ザーッという雑音の中に、何かが混じっている。
「……――まだ、ここにいるよ。」
その声を聞いた瞬間、背筋が凍った。
間違いない。
夢の中で、何度も聞いた“あの声”だ。
手のひらがじっとりと汗ばむ。マイクを覗き込むが、当然、そこに誰かがいるはずもない。
それでも、確かに“誰か”がそこにいた。
「あなたは……誰?」
問いかけたが、返事はなかった。
ただ、ノイズが少しだけ弱まり、まるで呼吸のように波打っている。
――これは、現実なのか。
それとも、まだ夢の続きなのか。
不安と興奮の境目で、鼓動がどくどくと耳の奥を叩いた。
画面には何の異常も表示されていない。録音ソフトも、配信ツールも、何も起動していない。
それでも、マイクだけは静かに光り続けている。
試しに録音を開始した。波形が、ゆっくりと動く。
「もしもし」と声をかけると、その波が一瞬だけ跳ねた。
しかし、返事はやはりない。
ただ、最後にほんの一瞬、音の隙間に何かが紛れ込んだ。
それはまるで、人の笑い声のようだった。
背筋が震える。
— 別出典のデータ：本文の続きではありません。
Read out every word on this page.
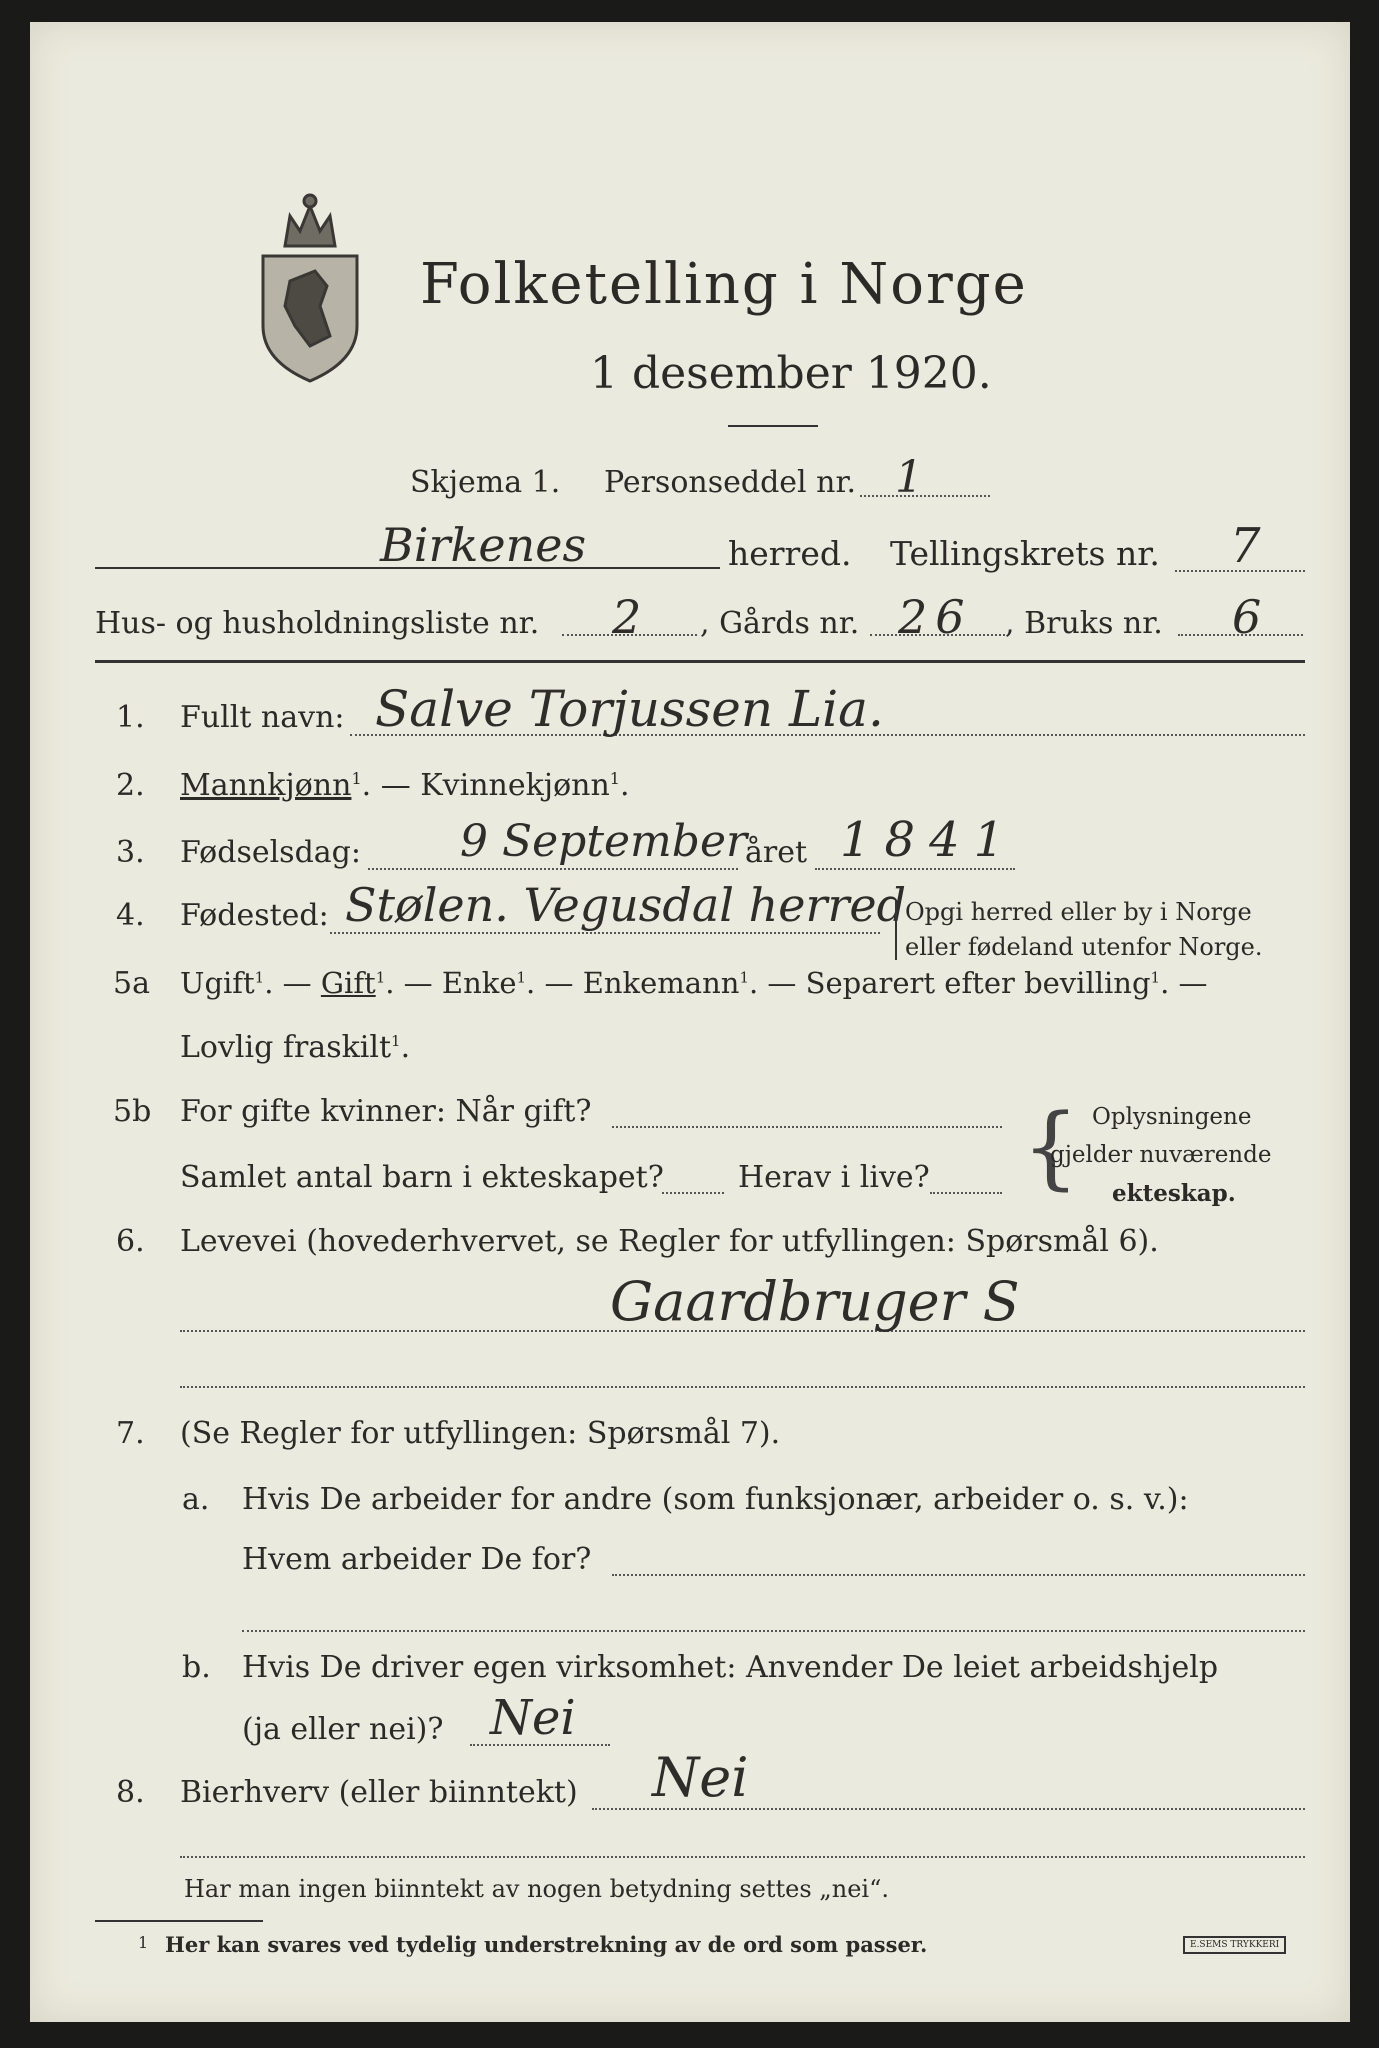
Folketelling i Norge
1 desember 1920.
Skjema 1. Personseddel nr. 1
Birkenes	herred. Tellingskrets nr. 7
Hus- og husholdningsliste nr. 2 , Gårds nr. 26 , Bruks nr. 6
1. Fullt navn: Salve Torjussen Lia.
2. Mannkjønn$^1$. — Kvinnekjønn$^1$.
3. Fødselsdag: 9 September
året 1841
4. Fødested: Stølen. Vegusdal herred
Opgi herred eller by i Norge
eller fødeland utenfor Norge.
5a Ugift$^1$. — Gift$^1$. — Enke$^1$. — Enkemann$^1$. — Separert efter bevilling$^1$. —
Lovlig fraskilt$^1$.
5b For gifte kvinner: Når gift?
Samlet antal barn i ekteskapet? Herav i live? { Oplysningene
gjelder nuværende
ekteskap.
6. Levevei (hovederhvervet, se Regler for utfyllingen: Spørsmål 6).
Gaardbruger S
7. (Se Regler for utfyllingen: Spørsmål 7).
a. Hvis De arbeider for andre (som funksjonær, arbeider o. s. v.):
Hvem arbeider De for?
b. Hvis De driver egen virksomhet: Anvender De leiet arbeidshjelp
(ja eller nei)? Nei
8. Bierhverv (eller biinntekt) Nei
Har man ingen biinntekt av nogen betydning settes „nei“.
1 Her kan svares ved tydelig understrekning av de ord som passer.	E.SEMS TRYKKERI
マイクの電源を切ろうとしても、ボタンは反応しなかった。
ケーブルを抜いても、ランプは消えない。
「なんで……」
その瞬間、部屋の電気が一度だけチカッと瞬いた。
そして暗闇の中、マイクのランプだけが淡く光を残す。
――瞬いた。
まるで意思を持っているかのように。
その夜、私は眠ることができなかった。
夢の続きが怖いのではない。
“夢の方が現実に近い気がする”ことが、恐ろしかった。